Anayasa değişikliğinde yer almasını istediklerimiz:

1- 2010 yılında Anayasanın 10. maddesindeki  “Kadınlar ve erkekler eşit haklara sahiptir. Devlet, bu eşitliğin yaşama geçmesini sağlamakla yükümlüdür.” cümlesinin arkasına eklenen “Bu maksatla alınacak tedbirler eşitlik ilkesine aykırı olarak yorumlanamaz.” cümlesi ile buz gibi ayrımcılığın, kanunlar nezdinde erkek düşmanlığının, sapkın içerikli toplumsal cinsiyet dayatmalı İstanbul Sözleşmesinin önü açılmıştır! Kamu tarafında hem kadın-erkek eşitliği denilip hem de açıkça kadından tarafa anormal bir yapılanmaya neden olan bu ifade çıkarılmalıdır!
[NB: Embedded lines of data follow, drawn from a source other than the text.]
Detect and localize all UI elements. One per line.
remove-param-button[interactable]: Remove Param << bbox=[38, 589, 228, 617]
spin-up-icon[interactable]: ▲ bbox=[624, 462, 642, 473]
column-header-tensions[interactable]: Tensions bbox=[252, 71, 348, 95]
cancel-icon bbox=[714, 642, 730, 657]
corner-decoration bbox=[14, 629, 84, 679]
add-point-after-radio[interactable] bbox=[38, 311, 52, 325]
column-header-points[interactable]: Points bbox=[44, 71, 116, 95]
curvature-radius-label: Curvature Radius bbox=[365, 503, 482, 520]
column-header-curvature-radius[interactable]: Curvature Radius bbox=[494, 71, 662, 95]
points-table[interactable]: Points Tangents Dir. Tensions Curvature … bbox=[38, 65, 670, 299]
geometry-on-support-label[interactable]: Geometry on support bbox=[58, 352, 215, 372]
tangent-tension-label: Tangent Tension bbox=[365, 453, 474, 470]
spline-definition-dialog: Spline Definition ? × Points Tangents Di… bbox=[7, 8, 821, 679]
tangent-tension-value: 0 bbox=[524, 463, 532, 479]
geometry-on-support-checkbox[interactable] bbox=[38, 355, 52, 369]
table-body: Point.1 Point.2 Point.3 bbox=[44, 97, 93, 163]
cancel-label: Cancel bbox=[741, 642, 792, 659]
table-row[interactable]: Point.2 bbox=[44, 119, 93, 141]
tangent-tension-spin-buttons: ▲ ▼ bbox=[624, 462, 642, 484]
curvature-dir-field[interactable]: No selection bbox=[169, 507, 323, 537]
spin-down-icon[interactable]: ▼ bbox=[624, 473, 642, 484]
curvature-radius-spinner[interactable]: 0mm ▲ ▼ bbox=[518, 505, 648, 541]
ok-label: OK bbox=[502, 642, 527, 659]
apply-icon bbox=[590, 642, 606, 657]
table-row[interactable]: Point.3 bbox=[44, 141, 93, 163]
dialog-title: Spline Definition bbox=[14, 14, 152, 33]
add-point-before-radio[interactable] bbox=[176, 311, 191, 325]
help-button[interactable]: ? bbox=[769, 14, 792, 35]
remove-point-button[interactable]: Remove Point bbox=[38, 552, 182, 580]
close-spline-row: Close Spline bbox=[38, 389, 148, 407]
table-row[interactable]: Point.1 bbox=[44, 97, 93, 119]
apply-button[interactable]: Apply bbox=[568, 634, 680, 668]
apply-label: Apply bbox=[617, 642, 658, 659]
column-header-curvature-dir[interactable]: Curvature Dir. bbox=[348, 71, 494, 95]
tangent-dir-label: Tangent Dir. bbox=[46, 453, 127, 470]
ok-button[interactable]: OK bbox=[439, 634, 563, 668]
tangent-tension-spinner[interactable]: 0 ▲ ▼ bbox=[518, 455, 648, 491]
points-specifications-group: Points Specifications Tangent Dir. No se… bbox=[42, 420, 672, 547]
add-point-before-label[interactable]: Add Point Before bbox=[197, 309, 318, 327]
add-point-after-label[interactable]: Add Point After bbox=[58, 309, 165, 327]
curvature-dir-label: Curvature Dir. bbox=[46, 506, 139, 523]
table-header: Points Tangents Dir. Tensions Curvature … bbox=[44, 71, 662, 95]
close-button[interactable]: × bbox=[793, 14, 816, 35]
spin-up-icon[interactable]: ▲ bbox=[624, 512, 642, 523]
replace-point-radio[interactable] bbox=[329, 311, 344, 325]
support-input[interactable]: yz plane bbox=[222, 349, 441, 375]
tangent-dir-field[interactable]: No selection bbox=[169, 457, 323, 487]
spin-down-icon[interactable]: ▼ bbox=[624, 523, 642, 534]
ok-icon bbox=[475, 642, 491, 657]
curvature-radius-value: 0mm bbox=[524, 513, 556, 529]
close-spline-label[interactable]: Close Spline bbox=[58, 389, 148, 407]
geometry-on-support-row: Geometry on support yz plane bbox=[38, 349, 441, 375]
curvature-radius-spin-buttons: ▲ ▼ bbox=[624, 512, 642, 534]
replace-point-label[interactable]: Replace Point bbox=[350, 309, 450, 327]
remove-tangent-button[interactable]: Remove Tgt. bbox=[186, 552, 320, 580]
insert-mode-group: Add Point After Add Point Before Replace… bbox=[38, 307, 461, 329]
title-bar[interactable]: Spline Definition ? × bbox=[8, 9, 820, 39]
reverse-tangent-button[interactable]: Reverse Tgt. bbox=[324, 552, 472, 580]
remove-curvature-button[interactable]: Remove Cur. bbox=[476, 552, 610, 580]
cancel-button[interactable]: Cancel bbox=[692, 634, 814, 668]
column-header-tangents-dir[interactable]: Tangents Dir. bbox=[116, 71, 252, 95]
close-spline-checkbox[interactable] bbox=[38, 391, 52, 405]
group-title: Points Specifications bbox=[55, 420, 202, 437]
2-Sürekli istismar edilen ve darbelere dayanak tutulan laiklik ilkesinin ne demek olduğu anayasal metinde yer almalı, din ve vicdan hürriyeti kapsamında devletin dine ve dinini yaşama hakkına olan mesafesi tanımlanmalıdır.

3-Ailenin tanımı yapılarak erkek ve kadının evliliği ile çocuklardan oluşan çekirdek yapısı 41.madde içinde yer almalıdır. Eşcinsel evliliğin, eşcinselliğin reklam ve propagandasının yasaklığı açıkça yazılmalıdır. CEDAW sözleşmesinden sonra dayatılan Toplumsal Cinsiyet Rolleri Eşitliği sapkın düşüncesinden yola çıkılarak yok edilen “aile reisliği” modeli geri getirilmeli, insani olarak kadın -erkek eşitliği temelinde fakat aile içindeki doğal rolleri özelinde sorumluluk, hak ve yetkilerinin farklılığı sosyal ve kültürel değerlerimize uygun olarak işlenmelidir.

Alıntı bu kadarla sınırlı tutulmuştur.